Почему-то последнее слово показалось Рождественскому смешным, и он захихикал, еле держась на табурете. Максиму Т. Ермакову пришлось гулко стукнуть журналюгу по спине, заставив по-быстрому ссыпать хихиканье, как высыпает монетки огретый автомат.

– Эй, Макс, ты руки убери, – сипло проговорил Рождественский, выпученный, сопливый и будто немного протрезвевший. – Реально меня отпиздить хочешь? За что?

– Да ладно, не хочу на самом деле, – устало ответил Максим Т. Ермаков, которого начинали угнетать тусклые, с каким-то осадком на дне, барные светильники и доносившееся из полумрака щелканье бильярдных шаров. – Излагай насчет новостей. А то мне скоро перехочется тебя слушать.

– Думаешь, мне больно хочетца всю эту лажу озвучивать? – Рождественский нахохлился, медленно вращая перед своим невидящим взглядом пустой стакан. – Вопрос на засыпку: кто производит новость – массмедиа или жизнь?

– Медиа, само собой, – сердито ответил Максим Т. Ермаков. – Но жизнь тоже участвует. Скажем, в качестве сырья.
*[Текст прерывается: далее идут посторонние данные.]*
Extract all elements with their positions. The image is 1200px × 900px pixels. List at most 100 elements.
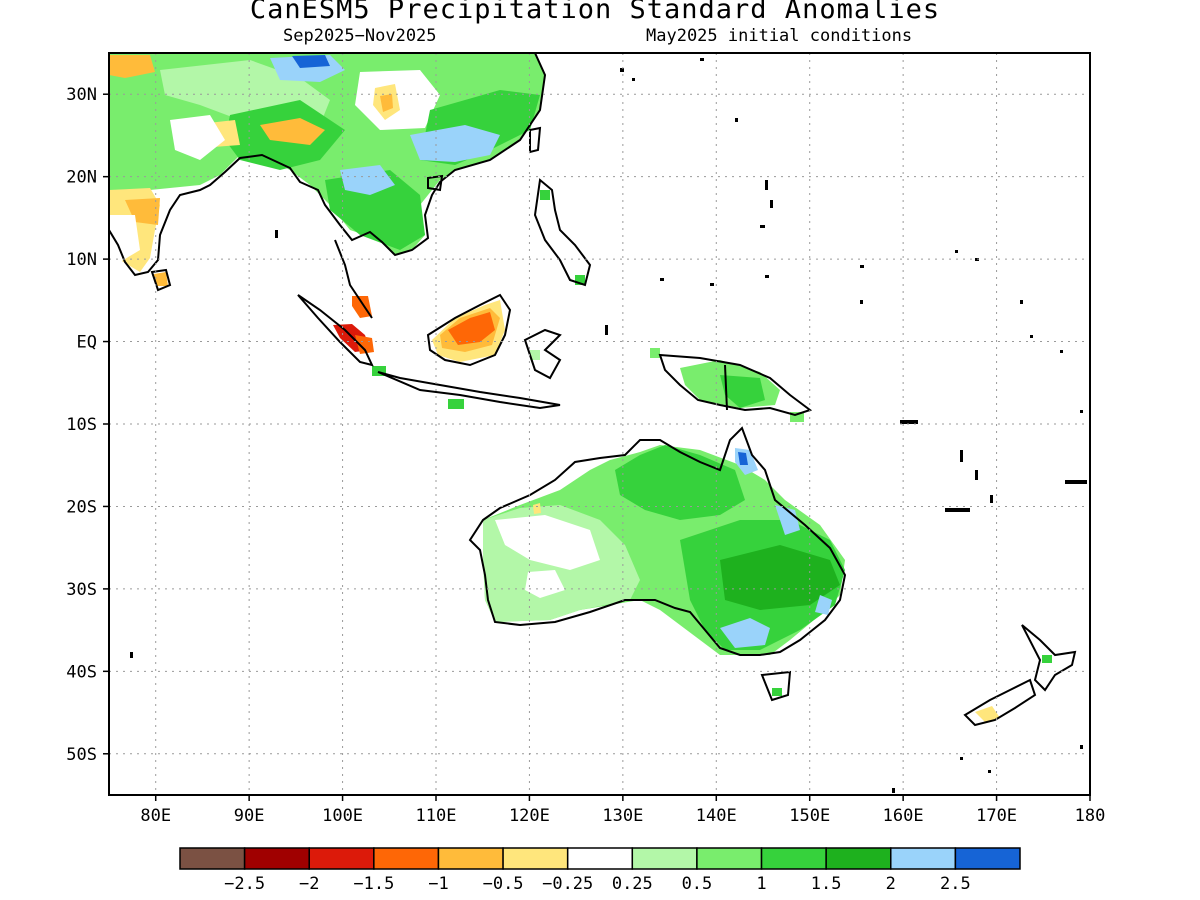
island-dot <box>945 508 970 512</box>
west-orange-fill <box>260 118 325 145</box>
new-guinea-coast <box>658 353 813 417</box>
lon-tick-label: 110E <box>416 806 457 826</box>
colorbar-label: −2 <box>299 874 319 894</box>
colorbar-swatch <box>179 847 246 870</box>
colorbar-swatch <box>954 847 1021 870</box>
colorbar-swatch <box>373 847 440 870</box>
australia-west-white <box>495 515 600 570</box>
colorbar-swatch <box>890 847 957 870</box>
lat-tick-label: 10S <box>66 415 97 435</box>
pacific-islands <box>130 58 1087 793</box>
island-dot <box>1080 745 1083 749</box>
island-dot <box>735 118 738 122</box>
hainan-coast <box>427 174 444 192</box>
colorbar-label: 1.5 <box>811 874 842 894</box>
malay-coast <box>334 239 373 319</box>
colorbar-swatch <box>502 847 569 870</box>
island-dot <box>892 788 895 793</box>
coastlines <box>109 53 1077 727</box>
indochina-blue <box>340 165 395 195</box>
anomaly-shading <box>109 53 1052 722</box>
colorbar-swatch <box>631 847 698 870</box>
island-dot <box>1030 335 1033 338</box>
island-dot <box>765 180 768 190</box>
west-white-fill <box>170 115 225 160</box>
nz-yellow-fill <box>975 706 1000 722</box>
island-dot <box>975 470 978 480</box>
lat-tick-label: 50S <box>66 745 97 765</box>
lat-tick-label: 30S <box>66 580 97 600</box>
taiwan-coast <box>529 126 542 154</box>
java-green-2 <box>448 399 464 409</box>
island-dot <box>632 78 635 81</box>
latitude-labels: 30N 20N 10N EQ 10S 20S 30S 40S 50S <box>66 85 109 765</box>
sri-lanka-fill <box>154 272 168 286</box>
lon-tick-label: 170E <box>976 806 1017 826</box>
colorbar-label: −0.5 <box>483 874 524 894</box>
lat-tick-label: 30N <box>66 85 97 105</box>
colorbar-label: −1 <box>428 874 448 894</box>
island-dot <box>955 250 958 253</box>
lat-tick-label: 20S <box>66 497 97 517</box>
longitude-labels: 80E 90E 100E 110E 120E 130E 140E 150E 160E 170E 18… <box>140 795 1105 826</box>
colorbar-swatch <box>437 847 504 870</box>
nz-south-coast <box>963 678 1037 727</box>
island-dot <box>700 58 704 61</box>
nz-green <box>1042 655 1052 663</box>
malaya-dry-fill <box>352 296 372 318</box>
sumatra-orange-edge <box>355 335 374 354</box>
philippines-green-1 <box>540 190 550 200</box>
colorbar-label: 0.25 <box>612 874 653 894</box>
west-yellow-fill <box>109 55 155 78</box>
colorbar-label: 2 <box>886 874 896 894</box>
island-dot <box>765 275 769 278</box>
island-dot <box>960 757 963 760</box>
australia-north-dark <box>615 445 745 520</box>
australia-yellow-spot <box>533 503 541 514</box>
colorbar-swatch <box>308 847 375 870</box>
colorbar-swatch <box>760 847 827 870</box>
australia-blue-ne <box>775 505 800 535</box>
island-dot <box>605 325 608 335</box>
lon-tick-label: 100E <box>322 806 363 826</box>
colorbar-label: 0.5 <box>682 874 713 894</box>
colorbar-label: −0.25 <box>542 874 593 894</box>
lon-tick-label: 90E <box>234 806 265 826</box>
island-dot <box>130 652 133 658</box>
tibet-orange-spot <box>380 94 393 112</box>
colorbar-label: 2.5 <box>940 874 971 894</box>
colorbar-swatch <box>825 847 892 870</box>
island-dot <box>960 450 963 462</box>
colorbar-label: 1 <box>756 874 766 894</box>
borneo-red-fill <box>448 312 495 345</box>
tasmania-green <box>772 688 782 696</box>
island-dot <box>1020 300 1023 304</box>
lon-tick-label: 130E <box>602 806 643 826</box>
island-dot <box>988 770 991 773</box>
lon-tick-label: 160E <box>883 806 924 826</box>
island-dot <box>860 265 864 268</box>
island-dot <box>770 200 773 208</box>
tasmania-coast <box>760 670 792 702</box>
cape-york-dark-blue <box>738 452 748 465</box>
india-white-fill <box>109 215 140 262</box>
map-gridlines <box>109 53 1090 795</box>
lat-tick-label: EQ <box>77 333 97 353</box>
map-title: CanESM5 Precipitation Standard Anomalies <box>249 0 941 25</box>
png-border <box>724 364 728 411</box>
maluku-green <box>650 348 660 358</box>
lon-tick-label: 120E <box>509 806 550 826</box>
nz-north-coast <box>1021 624 1077 692</box>
png-east-green <box>790 412 804 422</box>
asia-coast <box>109 53 547 277</box>
lon-tick-label: 180 <box>1075 806 1106 826</box>
australia-white-spot <box>525 570 565 598</box>
island-dot <box>1060 350 1063 353</box>
colorbar-label: −2.5 <box>224 874 265 894</box>
southern-china-blue <box>410 125 500 162</box>
island-dot <box>900 420 918 424</box>
lon-tick-label: 80E <box>140 806 171 826</box>
new-guinea-dark-fill <box>720 375 765 408</box>
borneo-coast <box>426 293 512 367</box>
lat-tick-label: 20N <box>66 168 97 188</box>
– Так, да не так. Прикинь, если бы любой лох мог выползти на улицу с плакатиком и сделатца новостью. Если бы это было доступно широким слоям населения. Что было бы, а? – Рождественский поднял на Максима Т. Ермакова печальный взгляд, в котором пробивался сквозь алкогольную пелену какой-то осмысленный свет. – Но ведь недоступно, пойми! Так же кусаетца, как коттедж на Рублевке. Новость – это дорого. У-о-очень! В новость надо хорошо вложитца. Самый качественный пример эпохи: самолеты гребаной Аль-Каиды врезались в Близнецов. Давай считать. Столько-то лет подготовки теракта. Маньяков учили, поили, кормили. Потом: стоимость двух «боингов», двух небоскребов, всего, что в них было, плюс народу полегло охрененно. Плюс последствия. Буш одиннадцатого сентября велел всем самолетам над Штатами сесть и прижаться брюхами к земле. Сели и прижались. Тоже встало в деньги! Округли, сколько всего всосала эта мега-гипер-новость? Теперь твой пример с хозяевами халуп. Кому-то были бы их пикеты интересны, если бы земля в Москве не была золотой? Сырье, ты говоришь. Правильно, Макс. Но сырье должно быть жирное, как нефть. А из говна конфетку делать никто тебе не будет. Самодеятельность снизу не поощряетца. То есть, конечно, обыкновенный лох тоже может засветиться в новостях. Если он очень круто за это заплатит. Обольет себя бензином на хрен и сгорит назло президенту Медведеву. Если ты, Макс, застрелишься, как от тебя хотят, мы про тебя информашку поместим. Всего лишь заметку, понимаешь, за всю твою долбаную жизнь целиком! А назавтра твой следок смоет новая волна. И все. Так что, друг, не лезь на газетную площадь. Для тебя это местечко по цене места на кладбище. И давай уже, отвали…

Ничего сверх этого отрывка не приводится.